By Andrea Shalal
WASHINGTON (Reuters) -The World Bank on Tuesday slashed its global growth forecast for 2025 by 0.4 percentage point to 2.3%, saying that higher tariffs and heightened uncertainty posed a “significant headwind” for nearly all economies.
In its twice-yearly Global Economic Prospects report, the bank lowered its forecasts for nearly 70% of all economies – including the United States, China and Europe, as well as six emerging market regions – from the levels it projected just six months ago before U.S. President Donald Trump took office.
Trump has upended global trade with a series of on-again, off-again tariff hikes that have increased the effective U.S. tariff rate from below 3% to the mid-teens – its highest level in almost a century – and triggered retaliation by China and other countries.
The World Bank is the latest body to cut its growth forecast as a result of Trump’s erratic trade policies, although U.S. officials insist the negative consequences will be offset by a surge in investment and still-to-be approved tax cuts.
The bank stopped short of forecasting a recession, but said global economic growth this year would be its weakest outside of a recession since 2008. By 2027, global gross domestic product growth was expected to average just 2.5%, the slowest pace of any decade since the 1960s.

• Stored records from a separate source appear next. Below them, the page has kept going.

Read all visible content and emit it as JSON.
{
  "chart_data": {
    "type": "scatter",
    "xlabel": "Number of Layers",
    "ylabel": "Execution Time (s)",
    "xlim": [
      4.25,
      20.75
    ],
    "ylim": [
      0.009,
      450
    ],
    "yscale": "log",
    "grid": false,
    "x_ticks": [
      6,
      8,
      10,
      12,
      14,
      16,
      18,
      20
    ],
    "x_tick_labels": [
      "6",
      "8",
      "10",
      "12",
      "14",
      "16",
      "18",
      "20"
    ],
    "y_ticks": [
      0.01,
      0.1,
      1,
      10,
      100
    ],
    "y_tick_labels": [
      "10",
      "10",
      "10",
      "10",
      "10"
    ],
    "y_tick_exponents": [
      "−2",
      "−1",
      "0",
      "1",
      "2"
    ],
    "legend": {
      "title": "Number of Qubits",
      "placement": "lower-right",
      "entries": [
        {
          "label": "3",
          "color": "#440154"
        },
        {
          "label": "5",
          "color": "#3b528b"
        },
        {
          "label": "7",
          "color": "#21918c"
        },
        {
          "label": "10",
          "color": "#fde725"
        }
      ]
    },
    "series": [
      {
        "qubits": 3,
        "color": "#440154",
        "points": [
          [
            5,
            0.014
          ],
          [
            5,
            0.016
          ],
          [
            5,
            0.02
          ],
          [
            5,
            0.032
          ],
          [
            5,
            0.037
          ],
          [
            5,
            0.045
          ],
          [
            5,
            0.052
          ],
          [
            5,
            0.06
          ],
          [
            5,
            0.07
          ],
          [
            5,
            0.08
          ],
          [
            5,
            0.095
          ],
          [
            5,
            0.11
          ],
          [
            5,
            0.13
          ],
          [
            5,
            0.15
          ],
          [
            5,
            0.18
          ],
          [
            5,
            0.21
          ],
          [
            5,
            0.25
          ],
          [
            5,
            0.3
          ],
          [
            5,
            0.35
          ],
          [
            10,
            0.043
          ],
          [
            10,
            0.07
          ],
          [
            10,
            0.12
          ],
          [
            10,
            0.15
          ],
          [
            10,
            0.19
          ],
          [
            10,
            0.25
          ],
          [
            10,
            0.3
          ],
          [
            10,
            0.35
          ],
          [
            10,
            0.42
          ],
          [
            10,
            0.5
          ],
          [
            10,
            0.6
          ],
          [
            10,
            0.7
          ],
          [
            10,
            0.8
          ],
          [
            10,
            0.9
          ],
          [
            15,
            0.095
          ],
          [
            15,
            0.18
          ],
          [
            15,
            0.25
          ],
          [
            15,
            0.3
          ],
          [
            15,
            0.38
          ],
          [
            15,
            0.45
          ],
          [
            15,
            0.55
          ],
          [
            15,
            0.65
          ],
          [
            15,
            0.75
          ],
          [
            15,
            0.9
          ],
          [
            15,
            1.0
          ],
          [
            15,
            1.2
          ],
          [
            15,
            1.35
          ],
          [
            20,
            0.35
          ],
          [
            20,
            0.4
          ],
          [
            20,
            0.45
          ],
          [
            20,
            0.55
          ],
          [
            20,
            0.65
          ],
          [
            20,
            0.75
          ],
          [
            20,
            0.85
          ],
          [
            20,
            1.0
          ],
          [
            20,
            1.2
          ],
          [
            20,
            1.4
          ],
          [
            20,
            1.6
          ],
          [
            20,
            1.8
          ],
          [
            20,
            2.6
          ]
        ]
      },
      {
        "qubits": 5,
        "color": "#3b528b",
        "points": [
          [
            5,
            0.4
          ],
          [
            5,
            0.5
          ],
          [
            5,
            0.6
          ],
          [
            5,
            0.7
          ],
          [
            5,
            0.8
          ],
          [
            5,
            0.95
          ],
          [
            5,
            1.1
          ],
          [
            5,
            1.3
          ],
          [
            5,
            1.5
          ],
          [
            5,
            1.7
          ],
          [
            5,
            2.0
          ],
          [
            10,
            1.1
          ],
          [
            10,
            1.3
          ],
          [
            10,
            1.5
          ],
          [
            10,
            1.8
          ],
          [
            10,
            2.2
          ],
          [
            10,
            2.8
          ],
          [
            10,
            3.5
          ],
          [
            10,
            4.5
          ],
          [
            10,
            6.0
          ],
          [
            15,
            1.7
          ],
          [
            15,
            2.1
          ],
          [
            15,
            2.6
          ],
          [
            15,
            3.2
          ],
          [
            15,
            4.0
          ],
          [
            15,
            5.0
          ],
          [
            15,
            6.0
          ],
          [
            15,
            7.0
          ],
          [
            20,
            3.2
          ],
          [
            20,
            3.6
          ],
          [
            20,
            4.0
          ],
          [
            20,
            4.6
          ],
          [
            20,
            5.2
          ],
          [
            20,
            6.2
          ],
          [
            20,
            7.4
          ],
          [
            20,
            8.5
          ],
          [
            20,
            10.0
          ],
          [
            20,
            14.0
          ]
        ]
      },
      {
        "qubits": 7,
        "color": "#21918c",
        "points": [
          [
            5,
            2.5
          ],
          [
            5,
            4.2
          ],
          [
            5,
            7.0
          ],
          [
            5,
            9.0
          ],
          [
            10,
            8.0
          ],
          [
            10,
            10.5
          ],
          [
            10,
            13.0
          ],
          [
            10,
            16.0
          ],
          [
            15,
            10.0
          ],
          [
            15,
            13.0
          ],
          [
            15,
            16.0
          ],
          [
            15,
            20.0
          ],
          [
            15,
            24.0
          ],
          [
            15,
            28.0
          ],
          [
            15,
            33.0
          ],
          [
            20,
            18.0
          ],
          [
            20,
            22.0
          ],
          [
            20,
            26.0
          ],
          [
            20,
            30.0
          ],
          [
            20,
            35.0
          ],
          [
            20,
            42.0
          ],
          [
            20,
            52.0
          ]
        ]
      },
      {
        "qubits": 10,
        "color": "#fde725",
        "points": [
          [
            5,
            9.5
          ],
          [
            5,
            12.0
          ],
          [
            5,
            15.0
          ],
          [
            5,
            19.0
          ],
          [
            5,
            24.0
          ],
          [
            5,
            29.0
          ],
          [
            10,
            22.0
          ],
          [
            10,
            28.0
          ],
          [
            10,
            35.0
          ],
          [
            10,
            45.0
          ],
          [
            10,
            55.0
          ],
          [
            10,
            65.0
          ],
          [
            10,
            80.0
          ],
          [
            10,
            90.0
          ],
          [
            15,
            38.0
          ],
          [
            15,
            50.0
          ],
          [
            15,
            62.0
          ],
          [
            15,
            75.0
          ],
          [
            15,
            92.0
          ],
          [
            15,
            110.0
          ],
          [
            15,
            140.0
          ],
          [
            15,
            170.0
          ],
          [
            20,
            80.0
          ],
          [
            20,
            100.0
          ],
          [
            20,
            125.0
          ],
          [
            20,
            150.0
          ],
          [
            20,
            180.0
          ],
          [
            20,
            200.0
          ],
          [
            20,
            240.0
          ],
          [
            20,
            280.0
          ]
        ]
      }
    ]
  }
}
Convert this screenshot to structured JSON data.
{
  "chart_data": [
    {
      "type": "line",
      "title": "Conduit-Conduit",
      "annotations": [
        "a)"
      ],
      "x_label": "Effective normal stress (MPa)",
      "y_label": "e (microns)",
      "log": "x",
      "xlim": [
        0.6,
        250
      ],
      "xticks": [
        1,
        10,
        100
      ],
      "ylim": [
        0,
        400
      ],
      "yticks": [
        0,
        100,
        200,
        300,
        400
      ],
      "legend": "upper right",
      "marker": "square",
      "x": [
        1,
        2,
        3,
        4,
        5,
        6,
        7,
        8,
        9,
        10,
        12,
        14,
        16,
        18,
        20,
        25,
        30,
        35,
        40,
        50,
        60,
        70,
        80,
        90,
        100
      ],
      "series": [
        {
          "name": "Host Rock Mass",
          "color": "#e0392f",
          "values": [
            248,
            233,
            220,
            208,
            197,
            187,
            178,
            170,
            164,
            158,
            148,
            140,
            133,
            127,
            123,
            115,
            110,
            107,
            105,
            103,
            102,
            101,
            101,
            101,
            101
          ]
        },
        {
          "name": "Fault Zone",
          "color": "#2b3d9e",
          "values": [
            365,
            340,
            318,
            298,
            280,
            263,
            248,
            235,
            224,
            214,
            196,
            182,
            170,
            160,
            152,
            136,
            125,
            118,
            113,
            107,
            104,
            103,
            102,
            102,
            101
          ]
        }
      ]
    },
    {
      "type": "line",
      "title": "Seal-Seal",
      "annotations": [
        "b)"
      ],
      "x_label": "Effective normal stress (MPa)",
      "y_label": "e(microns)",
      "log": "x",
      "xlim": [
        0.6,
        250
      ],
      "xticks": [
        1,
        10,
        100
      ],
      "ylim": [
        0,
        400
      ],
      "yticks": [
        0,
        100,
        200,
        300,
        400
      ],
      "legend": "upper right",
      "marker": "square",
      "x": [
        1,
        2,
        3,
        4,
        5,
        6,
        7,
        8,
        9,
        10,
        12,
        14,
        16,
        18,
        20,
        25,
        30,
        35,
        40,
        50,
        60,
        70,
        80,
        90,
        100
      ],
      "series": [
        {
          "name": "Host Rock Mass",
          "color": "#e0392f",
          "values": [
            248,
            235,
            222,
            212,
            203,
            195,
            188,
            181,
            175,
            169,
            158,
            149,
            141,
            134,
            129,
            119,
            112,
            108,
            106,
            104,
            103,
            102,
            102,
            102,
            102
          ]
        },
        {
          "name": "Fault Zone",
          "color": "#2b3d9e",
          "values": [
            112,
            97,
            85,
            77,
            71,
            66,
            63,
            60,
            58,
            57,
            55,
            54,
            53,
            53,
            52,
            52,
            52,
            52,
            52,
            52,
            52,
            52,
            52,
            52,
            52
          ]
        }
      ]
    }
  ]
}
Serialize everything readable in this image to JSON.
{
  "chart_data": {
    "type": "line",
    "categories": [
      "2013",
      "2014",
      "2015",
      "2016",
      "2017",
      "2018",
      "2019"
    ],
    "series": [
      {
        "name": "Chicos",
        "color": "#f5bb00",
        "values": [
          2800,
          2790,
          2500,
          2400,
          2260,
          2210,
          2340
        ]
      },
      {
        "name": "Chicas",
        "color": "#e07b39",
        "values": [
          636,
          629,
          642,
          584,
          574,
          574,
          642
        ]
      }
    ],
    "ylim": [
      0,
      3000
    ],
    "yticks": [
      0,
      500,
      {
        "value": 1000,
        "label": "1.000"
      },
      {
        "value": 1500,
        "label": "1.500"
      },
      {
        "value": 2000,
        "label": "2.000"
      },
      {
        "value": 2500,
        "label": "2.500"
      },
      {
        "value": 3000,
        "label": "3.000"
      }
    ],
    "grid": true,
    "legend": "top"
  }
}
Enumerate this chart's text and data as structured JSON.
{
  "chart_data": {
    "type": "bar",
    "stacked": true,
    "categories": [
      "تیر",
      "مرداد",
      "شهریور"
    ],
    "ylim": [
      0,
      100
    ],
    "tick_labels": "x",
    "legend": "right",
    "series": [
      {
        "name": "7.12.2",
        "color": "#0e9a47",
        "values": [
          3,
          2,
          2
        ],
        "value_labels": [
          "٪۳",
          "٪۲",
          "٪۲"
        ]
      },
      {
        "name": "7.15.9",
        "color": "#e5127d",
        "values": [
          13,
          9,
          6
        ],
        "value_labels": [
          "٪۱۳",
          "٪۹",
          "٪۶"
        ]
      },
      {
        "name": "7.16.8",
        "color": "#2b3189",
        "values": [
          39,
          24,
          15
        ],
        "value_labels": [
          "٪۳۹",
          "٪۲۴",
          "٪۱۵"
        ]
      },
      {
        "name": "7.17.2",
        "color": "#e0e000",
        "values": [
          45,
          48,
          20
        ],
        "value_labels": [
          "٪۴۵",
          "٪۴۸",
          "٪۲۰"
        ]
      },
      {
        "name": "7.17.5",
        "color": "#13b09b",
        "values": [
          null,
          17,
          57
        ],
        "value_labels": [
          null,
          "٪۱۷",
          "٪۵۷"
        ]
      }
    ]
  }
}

The report forecast that global trade would grow by 1.8% in 2025, down from 3.4% in 2024 and roughly a third of its 5.9% level in the 2000s. The forecast is based on tariffs in effect as of late May, including a 10% U.S. tariff on imports from most countries. It excludes increases announced by Trump in April and then postponed until July 9 to allow for negotiations.
The bank said global inflation was expected to reach 2.9% in 2025, remaining above pre-COVID levels, given tariff increases and tight labor markets.
“Risks to the global outlook remain tilted decidedly to the downside,” the bank wrote. It said its models showed that a further 10-percentage point increase in average U.S. tariffs, on top of the 10% rate already implemented, and proportional retaliation by other countries, could shave another 0.5 percentage point off the outlook for 2025.
Such an escalation in trade barriers would result “in global trade seizing up in the second half of this year … accompanied by a widespread collapse in confidence, surging uncertainty and turmoil in financial markets,” the report said.
Nonetheless, it said the risk of a global recession was less than 10%.
Top officials from the United States and China are meeting in London this week to try to defuse a trade dispute that has widened from tariffs to restrictions over rare earth minerals, threatening a global supply chain shock and slower growth.